ALEXANDRIA, Va. Zacarias Moussaoui pleaded guilty today to conspiring with the Sept. 11 hijackers to kill Americans, saying he was trained to fly a plane into the White House during a later attack.
I expect no leniency, Moussaoui told U.S. District Judge Leonie Brinkema, acknowledging his admission could bring him the death penalty.
Brinkema accepted the plea, making the French citizen the lone person convicted in a U.S. court in connection with the 2001 attacks that killed nearly 3,000 people.
Moussaoui, more subdued than in earlier court appearances during which he sometimes ranted at Brinkema, answered her questions politely.
How do you plead? she asked him for each of the six felony counts against him. Each time, Moussaoui answered, Guilty.
At one point, he said, I was being trained on a Boeing 747 to use this plane to strike the White House. He said the training was for a different attack that was to come later.

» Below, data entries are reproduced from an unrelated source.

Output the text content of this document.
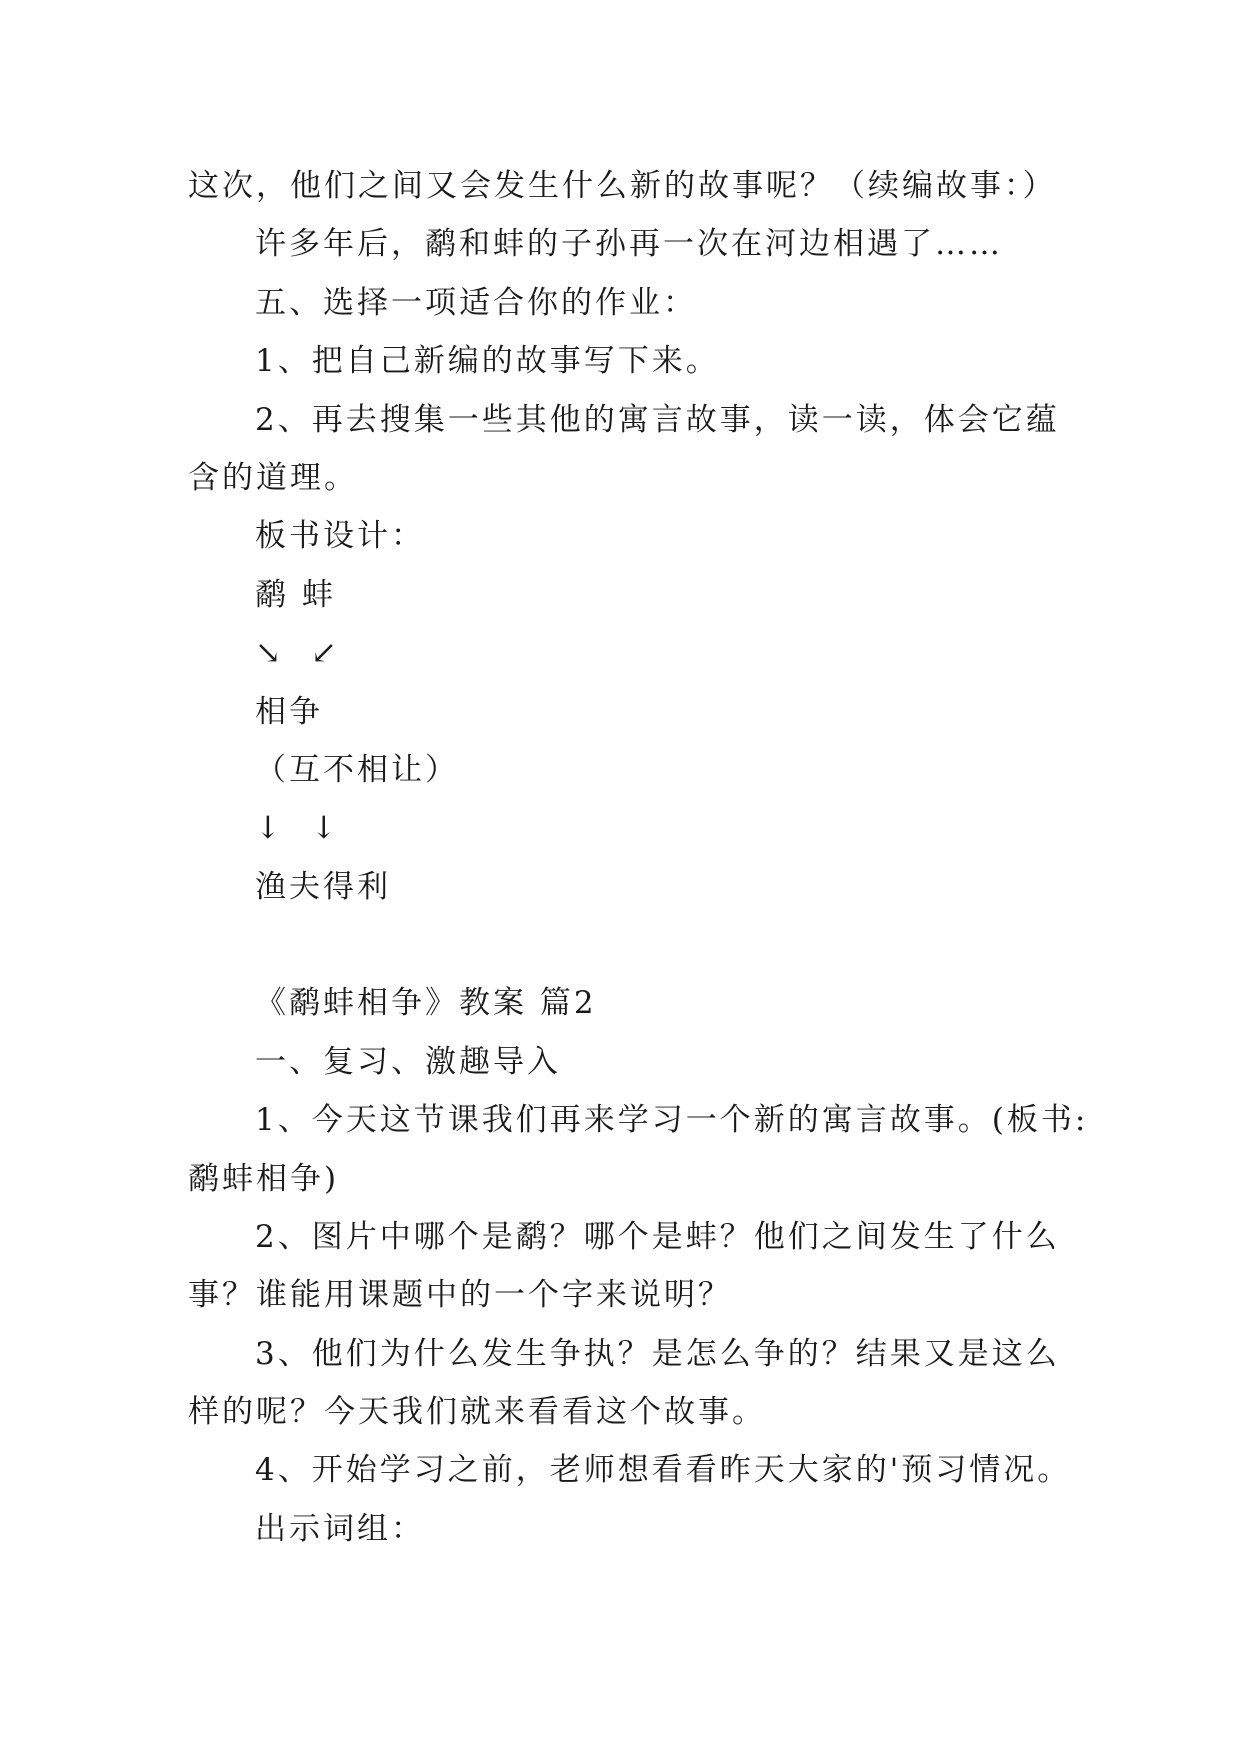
这次，他们之间又会发生什么新的故事呢？（续编故事：）

许多年后，鹬和蚌的子孙再一次在河边相遇了……

五、选择一项适合你的作业：

1、把自己新编的故事写下来。

2、再去搜集一些其他的寓言故事，读一读，体会它蕴

含的道理。

板书设计：

鹬 蚌

↘ ↙

相争

（互不相让）

↓ ↓

渔夫得利

《鹬蚌相争》教案 篇2

一、复习、激趣导入

1、今天这节课我们再来学习一个新的寓言故事。(板书:

鹬蚌相争)

2、图片中哪个是鹬？哪个是蚌？他们之间发生了什么

事？谁能用课题中的一个字来说明？

3、他们为什么发生争执？是怎么争的？结果又是这么

样的呢？今天我们就来看看这个故事。

4、开始学习之前，老师想看看昨天大家的'预习情况。

出示词组：
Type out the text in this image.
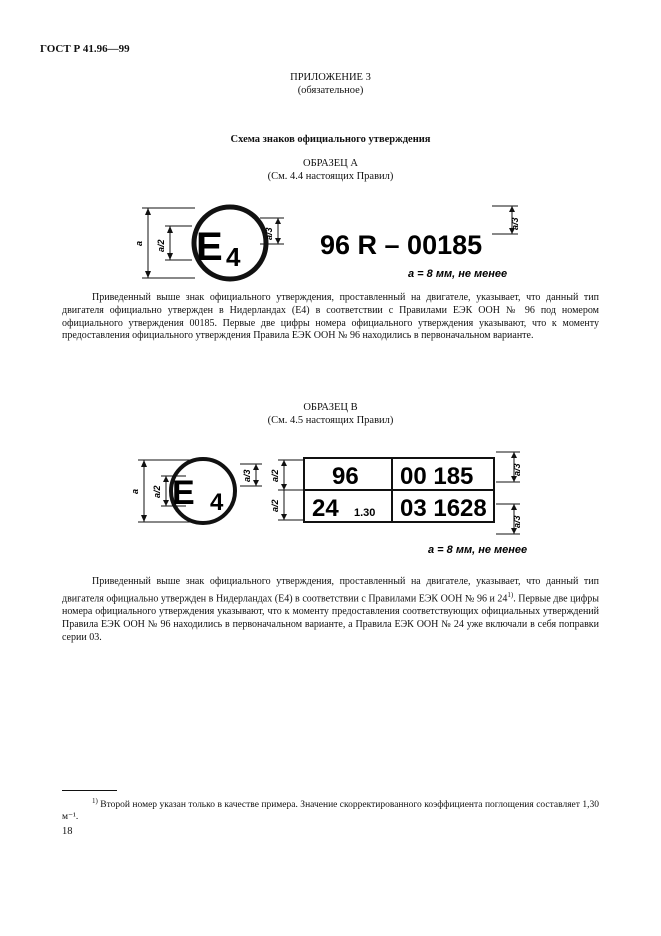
ГОСТ Р 41.96—99
ПРИЛОЖЕНИЕ 3
(обязательное)
Схема знаков официального утверждения
ОБРАЗЕЦ А
(См. 4.4 настоящих Правил)
E 4
a a/2
a/3 96 R – 00185
a/3
a = 8 мм, не менее
Приведенный выше знак официального утверждения, проставленный на двигателе, указывает, что данный тип двигателя официально утвержден в Нидерландах (E4) в соответствии с Правилами ЕЭК ООН № 96 под номером официального утверждения 00185. Первые две цифры номера официального утверждения указывают, что к моменту предоставления официального утверждения Правила ЕЭК ООН № 96 находились в первоначальном варианте.
ОБРАЗЕЦ В
(См. 4.5 настоящих Правил)
E 4
a a/2
a/3 a/2
a/2
a/3
a/3
96 00 185
24 1.30 03 1628
a = 8 мм, не менее
Приведенный выше знак официального утверждения, проставленный на двигателе, указывает, что данный тип двигателя официально утвержден в Нидерландах (E4) в соответствии с Правилами ЕЭК ООН № 96 и 24$^{1)}$. Первые две цифры номера официального утверждения указывают, что к моменту предоставления соответствующих официальных утверждений Правила ЕЭК ООН № 96 находились в первоначальном варианте, а Правила ЕЭК ООН № 24 уже включали в себя поправки серии 03.
$^{1)}$ Второй номер указан только в качестве примера. Значение скорректированного коэффициента поглощения составляет 1,30 м⁻¹.
18
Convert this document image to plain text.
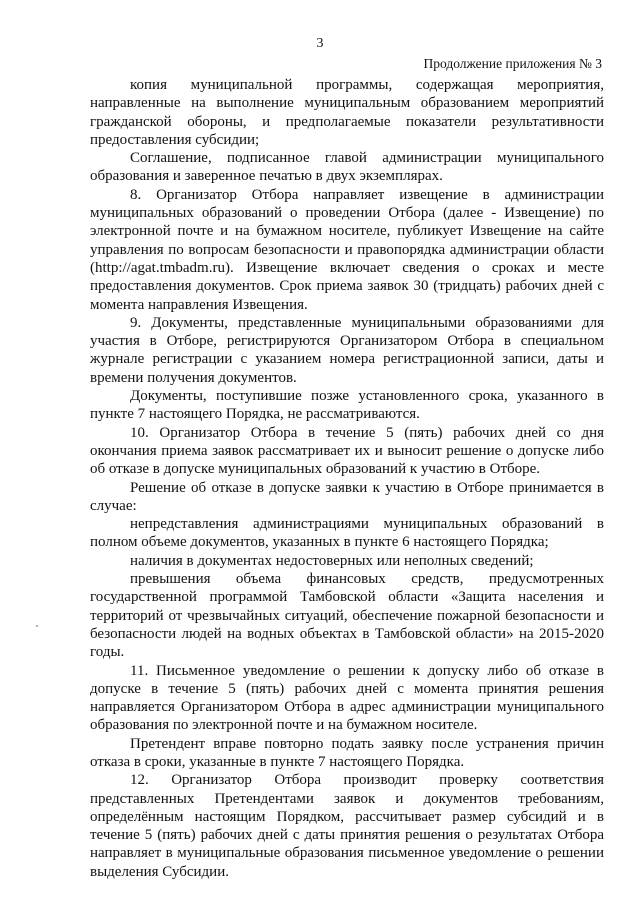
3
Продолжение приложения № 3

копия муниципальной программы, содержащая мероприятия, направленные на выполнение муниципальным образованием мероприятий гражданской обороны, и предполагаемые показатели результативности предоставления субсидии;

Соглашение, подписанное главой администрации муниципального образования и заверенное печатью в двух экземплярах.

8. Организатор Отбора направляет извещение в администрации муниципальных образований о проведении Отбора (далее - Извещение) по электронной почте и на бумажном носителе, публикует Извещение на сайте управления по вопросам безопасности и правопорядка администрации области (http://agat.tmbadm.ru). Извещение включает сведения о сроках и месте предоставления документов. Срок приема заявок 30 (тридцать) рабочих дней с момента направления Извещения.

9. Документы, представленные муниципальными образованиями для участия в Отборе, регистрируются Организатором Отбора в специальном журнале регистрации с указанием номера регистрационной записи, даты и времени получения документов.

Документы, поступившие позже установленного срока, указанного в пункте 7 настоящего Порядка, не рассматриваются.

10. Организатор Отбора в течение 5 (пять) рабочих дней со дня окончания приема заявок рассматривает их и выносит решение о допуске либо об отказе в допуске муниципальных образований к участию в Отборе.

Решение об отказе в допуске заявки к участию в Отборе принимается в случае:

непредставления администрациями муниципальных образований в полном объеме документов, указанных в пункте 6 настоящего Порядка;

наличия в документах недостоверных или неполных сведений;

превышения объема финансовых средств, предусмотренных государственной программой Тамбовской области «Защита населения и территорий от чрезвычайных ситуаций, обеспечение пожарной безопасности и безопасности людей на водных объектах в Тамбовской области» на 2015-2020 годы.

11. Письменное уведомление о решении к допуску либо об отказе в допуске в течение 5 (пять) рабочих дней с момента принятия решения направляется Организатором Отбора в адрес администрации муниципального образования по электронной почте и на бумажном носителе.

Претендент вправе повторно подать заявку после устранения причин отказа в сроки, указанные в пункте 7 настоящего Порядка.

12. Организатор Отбора производит проверку соответствия представленных Претендентами заявок и документов требованиям, определённым настоящим Порядком, рассчитывает размер субсидий и в течение 5 (пять) рабочих дней с даты принятия решения о результатах Отбора направляет в муниципальные образования письменное уведомление о решении выделения Субсидии.
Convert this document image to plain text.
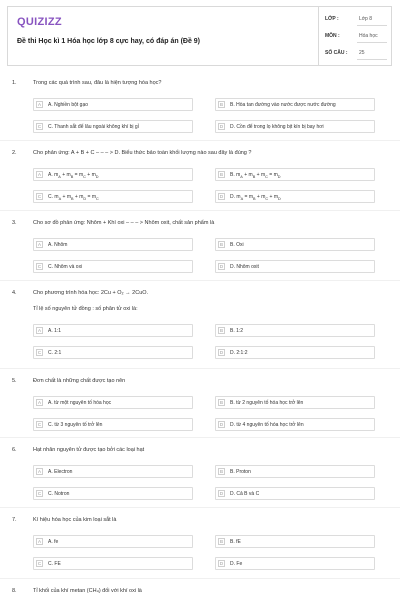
QUIZIZZ
Đề thi Học kì 1 Hóa học lớp 8 cực hay, có đáp án (Đề 9)
LỚP :	Lớp 8
MÔN :	Hóa học
SỐ CÂU : 25
1.	Trong các quá trình sau, đâu là hiện tượng hóa học?
A	A. Nghiền bột gạo	B	B. Hòa tan đường vào nước được nước đường
C	C. Thanh sắt để lâu ngoài không khí bị gỉ	D	D. Cồn để trong lọ không bịt kín bị bay hơi
2.	Cho phản ứng: A + B + C – – – > D. Biểu thức bảo toàn khối lượng nào sau đây là đúng ?
A	A. $m_A + m_B = m_C + m_D$	B	B. $m_A + m_B + m_C = m_D$
C	C. $m_A + m_B + m_D = m_C$	D	D. $m_A = m_B + m_C + m_D$
3.	Cho sơ đồ phản ứng: Nhôm + Khí oxi – – – > Nhôm oxit, chất sản phẩm là
A	A. Nhôm	B	B. Oxi
C	C. Nhôm và oxi	D	D. Nhôm oxit
4.	Cho phương trình hóa học: 2Cu + O₂ → 2CuO.
Tỉ lệ số nguyên tử đồng : số phân tử oxi là:
A	A. 1:1	B	B. 1:2
C	C. 2:1	D	D. 2:1:2
5.	Đơn chất là những chất được tạo nên
A	A. từ một nguyên tố hóa học	B	B. từ 2 nguyên tố hóa học trở lên
C	C. từ 3 nguyên tố trở lên	D	D. từ 4 nguyên tố hóa học trở lên
6.	Hạt nhân nguyên tử được tạo bởi các loại hạt
A	A. Electron	B	B. Proton
C	C. Notron	D	D. Cả B và C
7.	Kí hiệu hóa học của kim loại sắt là
A	A. fe	B	B. fE
C	C. FE	D	D. Fe
8.	Tỉ khối của khí metan (CH₄) đối với khí oxi là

Brinkema asked defense lawyer Alan Yamamoto, the only attorney Moussaoui has been willing to talk to in recent weeks, if he was satisfied the defendant understood what he was doing.
When I have spoken to him, we have disagreed, Yamamoto said. He is facing the possibility of death or life in prison. He has told me that he understands that.
The court is accepting today the defendant s six pleas of guilty to the six counts of the indictment, Brinkema said.
You are found guilty at this time, she told Moussaoui.
She said she had discussed his pleas at length with him earlier.
He has a better understanding of the legal system than some lawyers I have seen in court, the judge said.
Moussaoui stood quietly before her today, with two security officers behind him. He was not shackled.
He wore a green prison jumpsuit. He had a full beard.
After standing for five minutes to review the statement of facts against him, he asked to sit down. The courtroom was hushed as reviewed the document, then signed it.
Prosecutor Robert Spencer told the court he believed Moussaoui should be ordered to pay restitution to the victims of Sept. 11.
The first time the judge noted that part of penalties could include a $250,000 fine, Moussaoui replied, I wonder where I will get the money.
Before he formally entered the plea, he was asked if he understood the signing statement could be used against him to prove he was guilty. Absolutely I do understand that, he said.
A few seconds later, he added, Where do I get the pen?